Die wichtigsten Zutaten für den klassischen Marmorkuchen
Für diesen klassischen Marmorkuchen brauchst du etwas mehr Zutaten als bei einem einfachen Rührteig – aber jede einzelne hat ihre Berechtigung! Für mein Rezept brauchst du u.a.:
- Mehl und Backpulver – ich bleibe dabei, die meisten feinen Kuchen mit Weizenmehl vom Typ 405 zu backen. So schmeckt der Kuchen wie in meiner Kindheit.
- Butter – die Butter muss wirklich zimmerwarm sein! Kalte Butter lässt sich nicht gut aufschlagen und der Teig wird nicht so locker.
- Puderzucker und feiner Zucker – Puderzucker lässt sich feiner aufschlagen als normaler Zucker und gibt dem Teig eine besonders zarte Textur. Der feine Zucker kommt in den Eischnee und gibt ihm Stabilität.
- Kakaopulver – für die dunkle Hälfte des Marmorteiges. Ich empfehle hier, wie immer, ungesüßten Backkakao zu verwenden.
- Milch und Eier – gleich 7 Eier! Die Eigelbe kommen in den Teig, die Eiweiße werden zu Eischnee geschlagen. Das ist das Geheimnis der besonders luftigen Konsistenz.
- Bittermandelaroma und Vanilleschote – ein klassisches Backaroma, das dem Marmorkuchen eine leicht nussige Note verleiht. Das Mark einer halben Vanilleschote rundet den Geschmack ab.
- Bio-Zitrone (Abrieb) – Eine halbe Bio-Zitrone bringt Frische in den Teig. Unbedingt Bio, da wir die Schale verwenden!
Die genaue Zutatenliste samt Mengenangaben findest du wieder am Ende dieses Beitrags. Dort kannst du dir das Rezept auch ausdrucken lassen.

Was ist bei der Zubereitung des klassischen Marmorkuchens zu beachten?
Der Marmorkuchen ist nicht schwierig zu backen, aber es gibt ein paar Tricks, besonders rund um den Eischnee, die ich dir gerne aufschreibe:
- Den Eischnee wirklich steif schlagen! Das Eiweiß muss so fest sein, dass der Schnee beim Umdrehen der Schüssel nicht herausfällt. Erst dann den Zucker nach und nach einrieseln lassen.

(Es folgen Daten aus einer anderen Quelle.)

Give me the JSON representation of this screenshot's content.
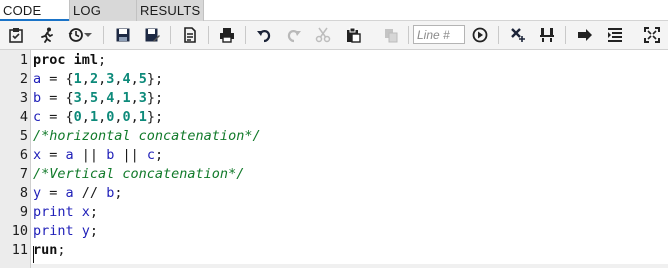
{
  "tabs": [
    {
      "label": "CODE",
      "active": true
    },
    {
      "label": "LOG",
      "active": false
    },
    {
      "label": "RESULTS",
      "active": false
    }
  ],
  "toolbar": {
    "line_placeholder": "Line #",
    "icons": [
      "clipboard-icon",
      "running-person-icon",
      "history-icon",
      "dropdown-arrow-icon",
      "save-icon",
      "save-as-icon",
      "document-icon",
      "print-icon",
      "undo-icon",
      "redo-icon",
      "cut-icon",
      "paste-icon",
      "copy-icon",
      "go-arrow-icon",
      "clear-icon",
      "format-code-icon",
      "submit-icon",
      "list-icon",
      "maximize-icon"
    ]
  },
  "colors": {
    "keyword": "#0d0d8b",
    "identifier": "#1f1fb8",
    "number": "#0d8a7a",
    "comment": "#117a2a",
    "accent": "#1a73c7"
  },
  "editor": {
    "line_numbers": [
      "1",
      "2",
      "3",
      "4",
      "5",
      "6",
      "7",
      "8",
      "9",
      "10",
      "11"
    ],
    "lines": [
      [
        {
          "t": "proc iml",
          "c": "kw2"
        },
        {
          "t": ";",
          "c": "op"
        }
      ],
      [
        {
          "t": "a",
          "c": "id"
        },
        {
          "t": " = {",
          "c": "op"
        },
        {
          "t": "1",
          "c": "num"
        },
        {
          "t": ",",
          "c": "op"
        },
        {
          "t": "2",
          "c": "num"
        },
        {
          "t": ",",
          "c": "op"
        },
        {
          "t": "3",
          "c": "num"
        },
        {
          "t": ",",
          "c": "op"
        },
        {
          "t": "4",
          "c": "num"
        },
        {
          "t": ",",
          "c": "op"
        },
        {
          "t": "5",
          "c": "num"
        },
        {
          "t": "};",
          "c": "op"
        }
      ],
      [
        {
          "t": "b",
          "c": "id"
        },
        {
          "t": " = {",
          "c": "op"
        },
        {
          "t": "3",
          "c": "num"
        },
        {
          "t": ",",
          "c": "op"
        },
        {
          "t": "5",
          "c": "num"
        },
        {
          "t": ",",
          "c": "op"
        },
        {
          "t": "4",
          "c": "num"
        },
        {
          "t": ",",
          "c": "op"
        },
        {
          "t": "1",
          "c": "num"
        },
        {
          "t": ",",
          "c": "op"
        },
        {
          "t": "3",
          "c": "num"
        },
        {
          "t": "};",
          "c": "op"
        }
      ],
      [
        {
          "t": "c",
          "c": "id"
        },
        {
          "t": " = {",
          "c": "op"
        },
        {
          "t": "0",
          "c": "num"
        },
        {
          "t": ",",
          "c": "op"
        },
        {
          "t": "1",
          "c": "num"
        },
        {
          "t": ",",
          "c": "op"
        },
        {
          "t": "0",
          "c": "num"
        },
        {
          "t": ",",
          "c": "op"
        },
        {
          "t": "0",
          "c": "num"
        },
        {
          "t": ",",
          "c": "op"
        },
        {
          "t": "1",
          "c": "num"
        },
        {
          "t": "};",
          "c": "op"
        }
      ],
      [
        {
          "t": "/*horizontal concatenation*/",
          "c": "cmt"
        }
      ],
      [
        {
          "t": "x",
          "c": "id"
        },
        {
          "t": " = ",
          "c": "op"
        },
        {
          "t": "a",
          "c": "id"
        },
        {
          "t": " || ",
          "c": "op"
        },
        {
          "t": "b",
          "c": "id"
        },
        {
          "t": " || ",
          "c": "op"
        },
        {
          "t": "c",
          "c": "id"
        },
        {
          "t": ";",
          "c": "op"
        }
      ],
      [
        {
          "t": "/*Vertical concatenation*/",
          "c": "cmt"
        }
      ],
      [
        {
          "t": "y",
          "c": "id"
        },
        {
          "t": " = ",
          "c": "op"
        },
        {
          "t": "a",
          "c": "id"
        },
        {
          "t": " // ",
          "c": "op"
        },
        {
          "t": "b",
          "c": "id"
        },
        {
          "t": ";",
          "c": "op"
        }
      ],
      [
        {
          "t": "print",
          "c": "id"
        },
        {
          "t": " ",
          "c": "op"
        },
        {
          "t": "x",
          "c": "id"
        },
        {
          "t": ";",
          "c": "op"
        }
      ],
      [
        {
          "t": "print",
          "c": "id"
        },
        {
          "t": " ",
          "c": "op"
        },
        {
          "t": "y",
          "c": "id"
        },
        {
          "t": ";",
          "c": "op"
        }
      ],
      [
        {
          "t": "run",
          "c": "kw2"
        },
        {
          "t": ";",
          "c": "op"
        }
      ]
    ]
  }
}
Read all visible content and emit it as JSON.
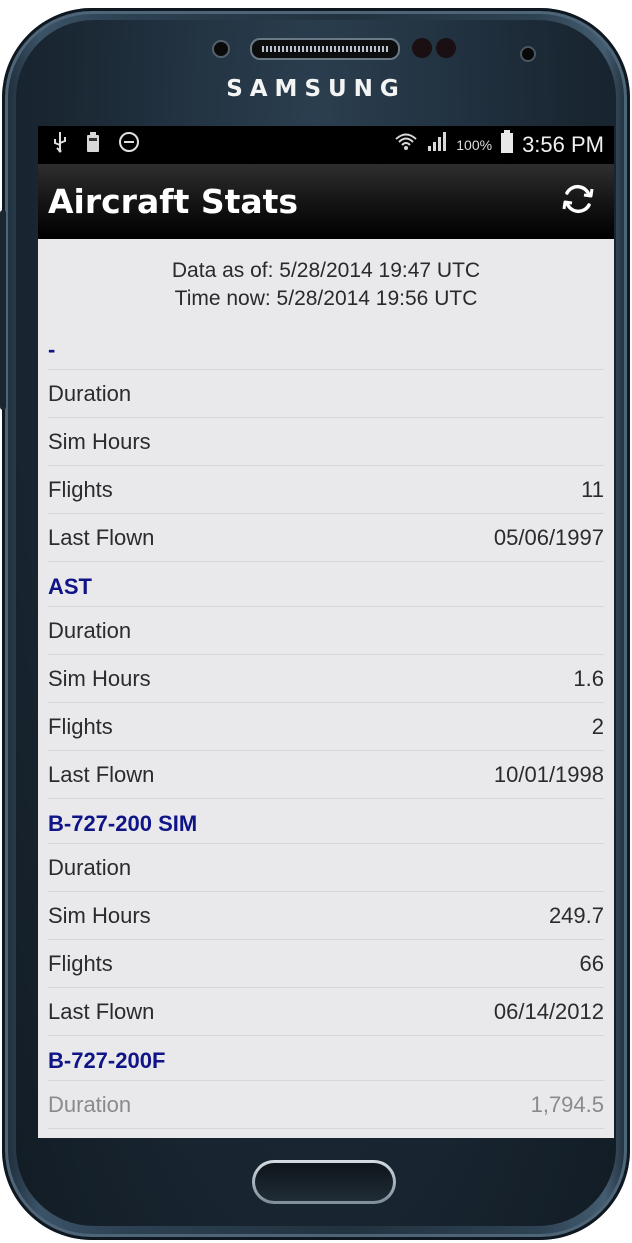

- Den Eischnee vorsichtig unterheben und NICHT unterrühren! Rühren zerstört die Luftblasen, die den Kuchen locker machen. Mit einem Teigschaber von außen nach innen und von unten nach oben arbeiten.
- Butter und Puderzucker richtig cremig aufschlagen. Nimm dir dafür Zeit! Mindestens 3-4 Minuten. Das Volumen der Butter muss sich sichtbar vergrößern. Erst dann kommen die Eigelbe nach und nach dazu.
- Mehl und Milch portionsweise und abwechselnd unterrühren. Erst etwas Mehl, dann etwas Milch, dann wieder Mehl. Das verhindert, dass der Teig klumpt und sorgt für eine gleichmäßige Konsistenz.
- Kakaopulver erst zum Schluss einrühren. Erst zwei Drittel des hellen Teigs in die Form, dann Kakao in das restliche Drittel – so entsteht ein schöner Kontrast. Den dunklen Teig über den hellen geben und mit einem Löffel einziehen.
- Den Kuchen auf der untersten Schiene backen! Das verhindert, dass die Oberfläche zu früh bräunt, während der Kern noch nicht durch ist. Gleichmäßige Hitze von unten ist beim Rührkuchen oft der Schlüssel.
- Mit einem Holzspieß die Garprobe machen! Nach 50 Minuten einfach in die Mitte stechen. Kommt er sauber heraus, ist der Kuchen fertig. Klebt Teig daran, braucht er noch etwas Zeit.
- Den Kuchen 5 Minuten in der Form abkühlen lassen, dann stürzen. Zu früh gestürzt, bricht er auseinander. Zu lange warten, und er klebt fest. 5 Minuten sind genau richtig.
Du kennst Zubereitungstipps, die hier fehlen und die für meine Leser interessant wären? Dann schreibe mir doch einen Kommentar!

P.S Den Marmorkuchen habe ich in einer Story auf meinem Instagram-Account gezeigt und danach kamen zig Anfragen, woher ich diese schicke Kuchenform habe. Die Form ist von der Firma Nordic Ware und die Form hat einen Durchmesser von 22 cm.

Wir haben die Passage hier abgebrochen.